Columnas

La educación sentimental

Hablar de sentimientos nunca es fácil. Quizá porque los guatemaltecos no somos personas dóciles. Me gusta definir ese “nosotros” tan manido y extraño, porque en este diminuto lugar del mundo pueden reunirse millones de imágenes e ideas sumamente complejas. En oposición a nuestra aparente timidez, la cultura que nos acompaña desde niños suele ser muy pasional. Aprendemos a odiar o amar con vehemencia, a veces heredamos estos sentimientos sin tener muy claro el motivo de nuestro resentimiento. Pareciera que ésta es la vía rápida de nuestras catarsis: celebrar o aniquilar; prejuzgar o complacer; admirar o deplorar… muchas veces sin argumentos sólidos.

Nuestra educación sentimental (título de una maravillosa obra de Gustave Flaubert) la recibimos directo de nuestros familiares y amigos. Aprendemos actitudes, por ejemplo, la forma de mostrarnos apesarados en el velorio de una tía que apenas conocimos; el rostro de ingenuidad virginal que demuestran los novios frente al altar -aunque lleven años de tener una vida sexual activa-; las retóricas borracheras luego de los partidos de futbol; las pupilas llorosas frente a la telenovela de las nueve de la noche; la resignación con que las quinceañeras bailan un vals con el tío de aliento aguardentoso. Esas cosas maravillosas e ingenuas que llenan los minutos de nuestra vida.

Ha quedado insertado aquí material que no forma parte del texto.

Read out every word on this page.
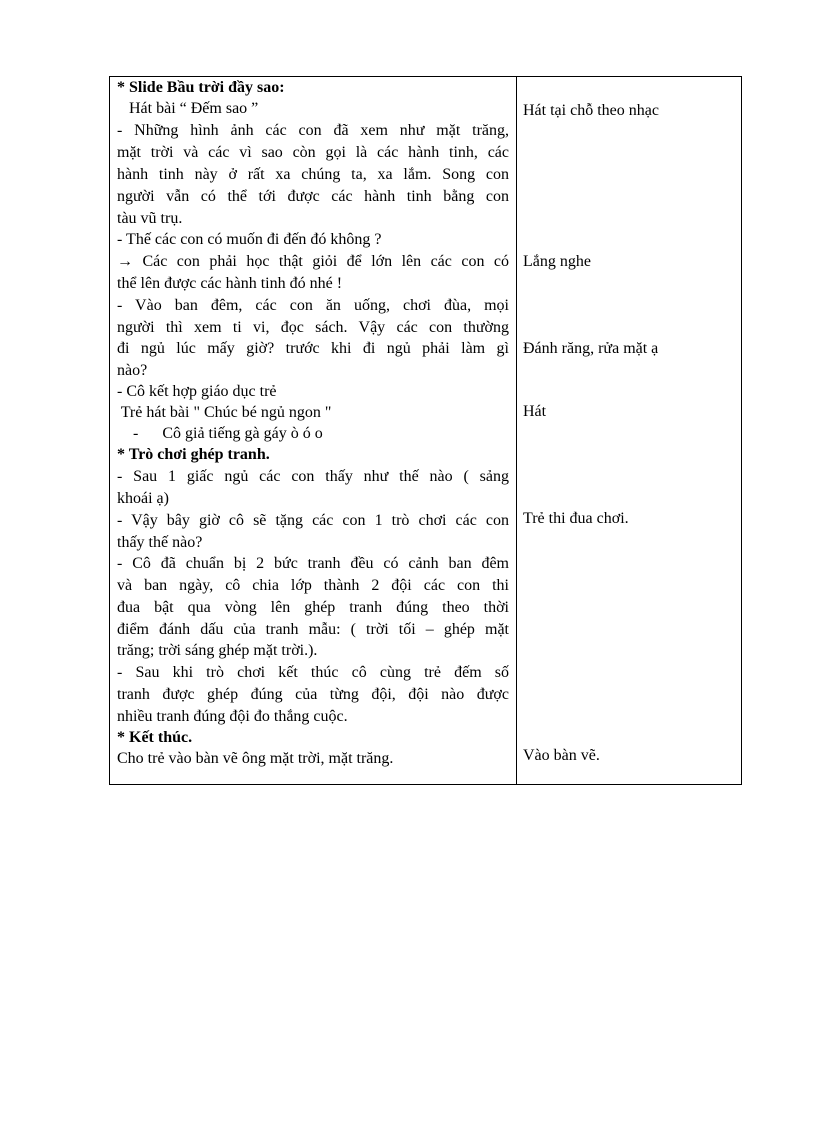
* Slide Bầu trời đầy sao:
Hát bài “ Đếm sao ”
- Những hình ảnh các con đã xem như mặt trăng,
mặt trời và các vì sao còn gọi là các hành tinh, các
hành tinh này ở rất xa chúng ta, xa lắm. Song con
người vẫn có thể tới được các hành tinh bằng con
tàu vũ trụ.
- Thế các con có muốn đi đến đó không ?
→ Các con phải học thật giỏi để lớn lên các con có
thể lên được các hành tinh đó nhé !
- Vào ban đêm, các con ăn uống, chơi đùa, mọi
người thì xem ti vi, đọc sách. Vậy các con thường
đi ngủ lúc mấy giờ? trước khi đi ngủ phải làm gì
nào?
- Cô kết hợp giáo dục trẻ
Trẻ hát bài " Chúc bé ngủ ngon "
-      Cô giả tiếng gà gáy ò ó o
* Trò chơi ghép tranh.
- Sau 1 giấc ngủ các con thấy như thế nào ( sảng
khoái ạ)
- Vậy bây giờ cô sẽ tặng các con 1 trò chơi các con
thấy thế nào?
- Cô đã chuẩn bị 2 bức tranh đều có cảnh ban đêm
và ban ngày, cô chia lớp thành 2 đội các con thi
đua bật qua vòng lên ghép tranh đúng theo thời
điểm đánh dấu của tranh mẫu: ( trời tối – ghép mặt
trăng; trời sáng ghép mặt trời.).
- Sau khi trò chơi kết thúc cô cùng trẻ đếm số
tranh được ghép đúng của từng đội, đội nào được
nhiều tranh đúng đội đo thắng cuộc.
* Kết thúc.
Cho trẻ vào bàn vẽ ông mặt trời, mặt trăng.
Hát tại chỗ theo nhạc
Lắng nghe
Đánh răng, rửa mặt ạ
Hát
Trẻ thi đua chơi.
Vào bàn vẽ.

Crecemos junto a esa necesidad de tratar de encajar nuestros sentimientos con nuestras circunstancias. Por esa razón se nos hace muy difícil hablar de lo que realmente queremos u opinamos: pocas veces mostramos nuestras pasiones auténticas, porque aprendimos desde niños a temerle a las diferencias. El precio establecido para nuestra predecible conducta sentimental, es el silencio. Un silencio de gritos e incoherencia, un silencio violento, un silencio que nos inmoviliza en lo pasado, en lo viejo, en lo caduco.